Another little sliver of his heart crumbled away into grief. Of course Hannah did not understand; she might have understood that Diana would have to leave, but she did not yet understand how soon that parting would be upon them, and she would be devastated when she learned it. That nebulous future he had hoped to earn for them was now a reality, and while she would delight in the promise of a kitten and a house all their own, still it would be accompanied by a sacrifice she was not yet prepared to bear. Soon. So much sooner than any of them would have liked.
They would have to explain it to her, and that—that would be a tragedy all its own. “It’s a bit complicated,” he said. “Finish your sums, hm?” He gently nudged her back toward her chair. “I’ll make certain Diana is all right.”
∞∞∞
“Diana.”
She winced at the sound of Ben’s voice and squeezed her eyes shut at the humiliation of having been caught like this—bedraggled, out of breath, a little bloodied.

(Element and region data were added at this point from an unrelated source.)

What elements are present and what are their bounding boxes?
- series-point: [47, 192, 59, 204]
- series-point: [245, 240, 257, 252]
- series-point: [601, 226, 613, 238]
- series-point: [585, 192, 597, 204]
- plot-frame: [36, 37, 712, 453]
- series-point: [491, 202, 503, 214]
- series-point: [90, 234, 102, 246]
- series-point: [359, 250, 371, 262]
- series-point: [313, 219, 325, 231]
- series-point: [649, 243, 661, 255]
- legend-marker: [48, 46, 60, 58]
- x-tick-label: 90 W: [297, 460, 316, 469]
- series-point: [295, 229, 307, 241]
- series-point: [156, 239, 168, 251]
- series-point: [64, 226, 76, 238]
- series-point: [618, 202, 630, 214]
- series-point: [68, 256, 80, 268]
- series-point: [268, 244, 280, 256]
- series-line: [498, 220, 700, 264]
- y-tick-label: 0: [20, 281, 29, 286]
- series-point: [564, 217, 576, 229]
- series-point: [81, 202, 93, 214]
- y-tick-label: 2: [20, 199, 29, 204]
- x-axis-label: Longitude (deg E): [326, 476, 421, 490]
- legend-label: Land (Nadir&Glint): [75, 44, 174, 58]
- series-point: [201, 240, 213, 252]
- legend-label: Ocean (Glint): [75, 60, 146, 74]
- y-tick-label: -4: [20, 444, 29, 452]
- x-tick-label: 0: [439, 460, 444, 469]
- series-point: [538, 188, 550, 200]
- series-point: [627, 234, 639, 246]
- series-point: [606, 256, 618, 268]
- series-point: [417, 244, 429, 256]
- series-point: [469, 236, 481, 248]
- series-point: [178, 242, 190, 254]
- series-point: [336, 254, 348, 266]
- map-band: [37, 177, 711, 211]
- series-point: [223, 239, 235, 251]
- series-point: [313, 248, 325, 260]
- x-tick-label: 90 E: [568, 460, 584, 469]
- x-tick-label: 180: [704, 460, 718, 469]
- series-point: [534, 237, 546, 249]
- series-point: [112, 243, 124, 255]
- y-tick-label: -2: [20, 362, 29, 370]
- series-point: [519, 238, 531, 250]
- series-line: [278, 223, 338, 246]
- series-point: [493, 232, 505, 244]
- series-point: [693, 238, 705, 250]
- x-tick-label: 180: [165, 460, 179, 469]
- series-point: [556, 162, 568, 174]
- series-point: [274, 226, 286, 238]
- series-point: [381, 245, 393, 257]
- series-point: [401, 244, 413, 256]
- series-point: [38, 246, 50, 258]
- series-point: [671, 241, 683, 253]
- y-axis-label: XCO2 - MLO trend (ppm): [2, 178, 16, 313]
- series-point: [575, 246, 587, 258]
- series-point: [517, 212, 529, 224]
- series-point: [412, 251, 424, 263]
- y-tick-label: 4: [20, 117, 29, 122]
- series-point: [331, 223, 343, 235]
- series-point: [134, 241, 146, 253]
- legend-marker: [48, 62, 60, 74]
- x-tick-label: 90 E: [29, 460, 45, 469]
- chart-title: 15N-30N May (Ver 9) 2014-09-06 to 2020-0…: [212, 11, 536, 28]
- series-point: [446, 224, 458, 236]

She had only stopped running when her legs had given out altogether, and then she had taken a nasty tumble through a bit of brush, torn a hole straight through her skirt and petticoat alike, and skinned her knee in the process. She had bent the right earpiece of her spectacles in her fall, and now they sat a bit crookedly upon her face.
She had fled as if by running she could somehow escape the grief. Like she might leave it so far behind that when at last she stopped running, it would be only a distant memory. Of course it had pursued her faster than she could flee, and it had caught her—and now, so had Ben.
Somehow she had ended up beneath the dubious shelter of a tree, but it hadn’t done much to stop the rain from soaking her straight to the skin. She couldn’t be sure if the water she swiped free of her face was rain or tears. Perhaps a bit of both.
“I really am very happy for you both,” she managed to say, somehow, though the words shredded her throat as they emerged. “I just—I need a few moments to myself. Please.”
“Not alone. Not now.”
Grimacing, Diana turned away from the hand he extended to her,dropping her head into the cradle of her arms. “Please, I—I am going to be very miserable and pitiful for just a few minutes, and I would prefer to do it in privacy.”
“Hell, no.” He dropped down beside her and pulled her out of the wretched little ball of melancholy that she had wound herself into, tugging her resisting body half across his lap. Slinging one arm around her, he pressed her cheek to his shoulder and notched his chin over the top of her head. “We’ll be miserable together. Just for a few minutes.”
A sob collected in her chest, pressing against the cage of her ribs. “We’ve run out of them, haven’t we? There aren’t any more tomorrows.”
“No.” It was a quiet acknowledgment, hardly more than a whisper. She felt the shudder of his chest with the long, slow breath he took. His fingers tangled in her damp hair, and he turned her face toward him and pressed his lips to her cold forehead. “No more tomorrows.”
They had only been borrowing them anyway, against a future that could never exist for them. That debt had come due at last, and its price was heartbreak. She had known it would be; she had thought she had prepared herself for the inevitability of it.
She had been so very wrong. The reality was so much worse, so much more devastating than she could ever have anticipated. Her fingers became claws, finding purchase in the sodden material of his shirt, and she turned her face into the hollow of his throat and sobbed through the horrible, seething mass of sorrow that had congealed in that black, empty space that had once held a heart. Once, but no longer.